Alors les rumeurs étaient vraies.
— Cette Clé peut sceller et libérer le pouvoir d’un sceau sacré.
Cela en faisait un outil extrêmement puissant. Je comprenais maintenant pourquoi ils avaient voulu la faire sortir clandestinement de la Seconde Capitale à n’importe quel prix. Nous avions eu une chance monstrueuse qu’elle ne finisse pas entre les mains du Fléau démoniaque.
Les installations gouvernementales de la Seconde Capitale étaient principalement contrôlées à l’aide de sceaux sacrés.
Avec cet artefact, il devenait possible d’activer et désactiver librement ces installations. Tout à coup, le plan visant à reprendre la Seconde Capitale commençait à sembler réaliste.
Mais pourquoi le prince nous racontait-il tout ça ?
Rykwell répondit immédiatement à ma question sans perdre de temps. Et ce qu’il déclara ensuite confinait à l’absurde.
— Xylo, j’aimerais que l’unité des héros condamnés utilise cette Clé afin d’infiltrer la Seconde Capitale.
— Hé, attendez une seconde…
Les mots étaient sortis de ma bouche avant même que je réalise ce que j’étais en train de dire. Mais cette fois, même Patausche ne me réprimanda pas.
— Autrement dit, Xylo, il s’agit d’une mission destinée à un petit groupe de soldats d’élite dont la loyauté est absolument garantie, expliqua Adhiff avec son éternel sourire. — Hord et moi avons proposé votre unité pour plusieurs raisons. Premièrement, nous savons en permanence où vous vous trouvez grâce aux sceaux sacrés jugulaires, et deuxièmement, nous pouvons vous tuer à tout moment si jamais vous désobéissez aux ordres. De plus, ma déesse pourra toujours récupérer la Clé si une urgence survient. J’espère sincèrement que vous accepterez cette proposition, déclara Rykwell.
Alors que nous étions encore trop abasourdis pour répondre, il profita de notre silence pour dire quelque chose d’encore plus incroyable.
— Si vous acceptez, Xylo, alors je vous promets de vous apporter toute mon aide en tant que membre de la famille royale.
Le garçon resserra sa prise autour de la Clé Sacrée.
— Je peux déverrouiller l’un des sceaux sacrés sur votre corps. J’ai déjà reçu l’autorisation de le faire.

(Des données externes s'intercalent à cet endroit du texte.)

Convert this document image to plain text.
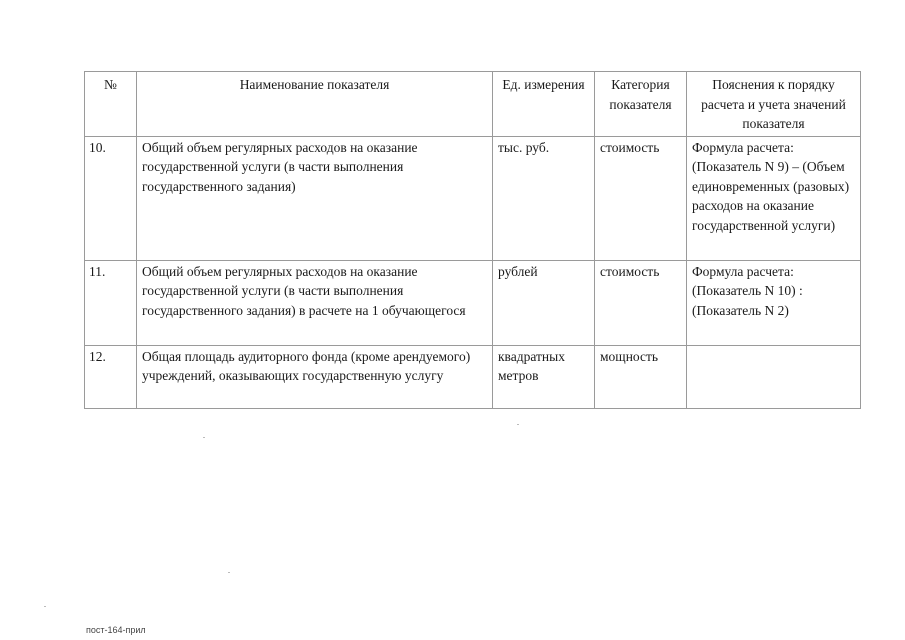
№	Наименование показателя	Ед. измерения	Категория показателя	Пояснения к порядку расчета и учета значений показателя
10.	Общий объем регулярных расходов на оказание государственной услуги (в части выполнения государственного задания)	тыс. руб.	стоимость	Формула расчета: (Показатель N 9) – (Объем единовременных (разовых) расходов на оказание государственной услуги)
11.	Общий объем регулярных расходов на оказание государственной услуги (в части выполнения государственного задания) в расчете на 1 обучающегося	рублей	стоимость	Формула расчета: (Показатель N 10) : (Показатель N 2)
12.	Общая площадь аудиторного фонда (кроме арендуемого) учреждений, оказывающих государственную услугу	квадратных метров	мощность	
пост-164-прил
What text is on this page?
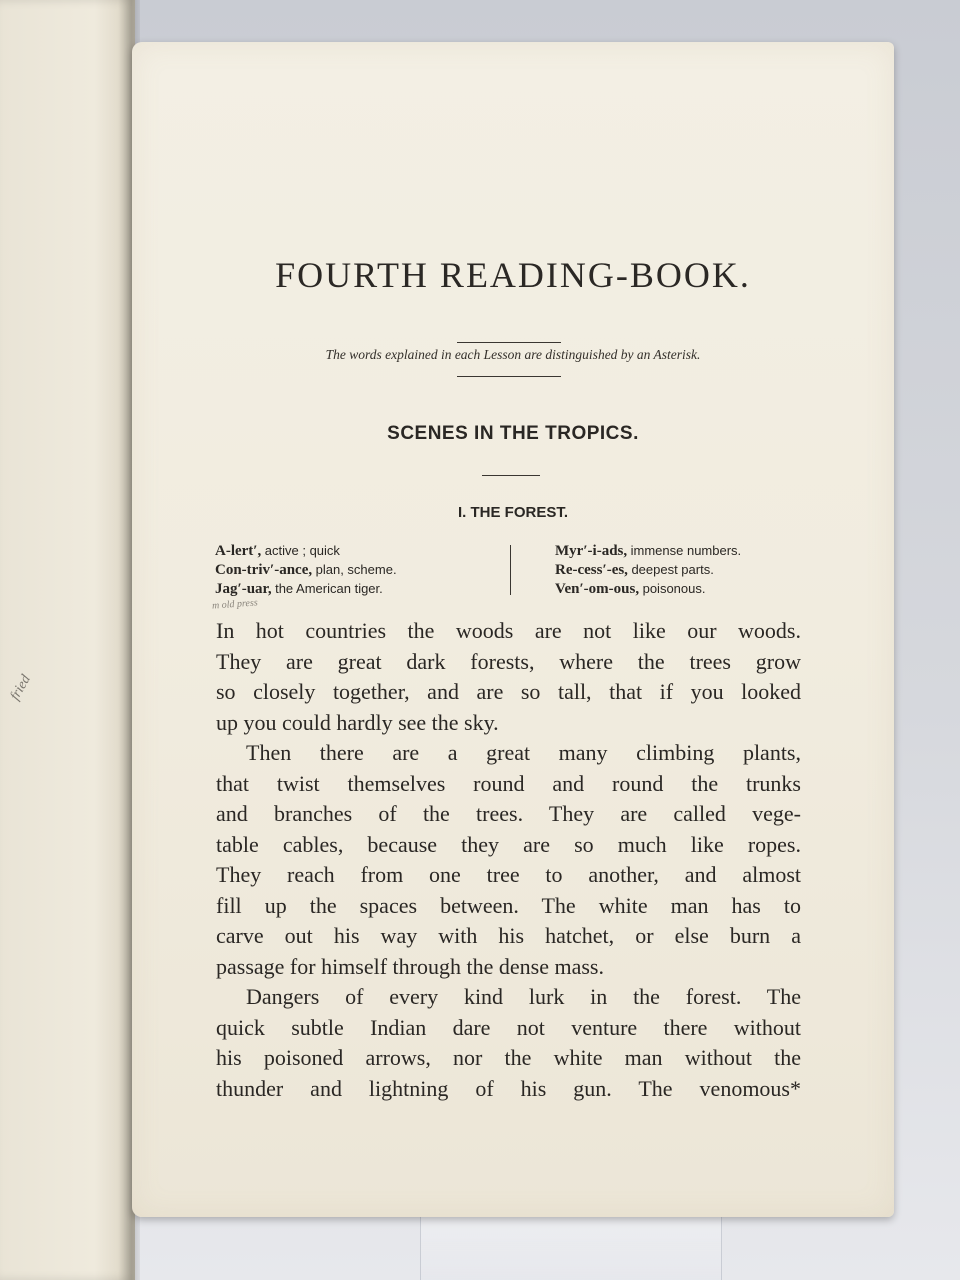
FOURTH READING-BOOK.
The words explained in each Lesson are distinguished by an Asterisk.
SCENES IN THE TROPICS.
I. THE FOREST.
A-lert′, active ; quick
Con-triv′-ance, plan, scheme.
Jag′-uar, the American tiger.
Myr′-i-ads, immense numbers.
Re-cess′-es, deepest parts.
Ven′-om-ous, poisonous.
m old press
In hot countries the woods are not like our woods.
They are great dark forests, where the trees grow
so closely together, and are so tall, that if you looked
up you could hardly see the sky.
Then there are a great many climbing plants,
that twist themselves round and round the trunks
and branches of the trees. They are called vege-
table cables, because they are so much like ropes.
They reach from one tree to another, and almost
fill up the spaces between. The white man has to
carve out his way with his hatchet, or else burn a
passage for himself through the dense mass.
Dangers of every kind lurk in the forest. The
quick subtle Indian dare not venture there without
his poisoned arrows, nor the white man without the
thunder and lightning of his gun. The venomous*
fried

L’un des sceaux sacrés sur mon corps.
Je repensai aux pouvoirs que je possédais autrefois.
La plupart avaient été scellés lorsque j’avais été condamné, à l’exception de quelques-uns comme Zatte Finde et Sakara.
— Quelle est votre décision ?
Quelle question stupide, pensai-je en poussant un gémissement tout en fixant les yeux nerveux du garçon.
Au final, une requête directe de la famille royale ne valait pas mieux qu’un ordre.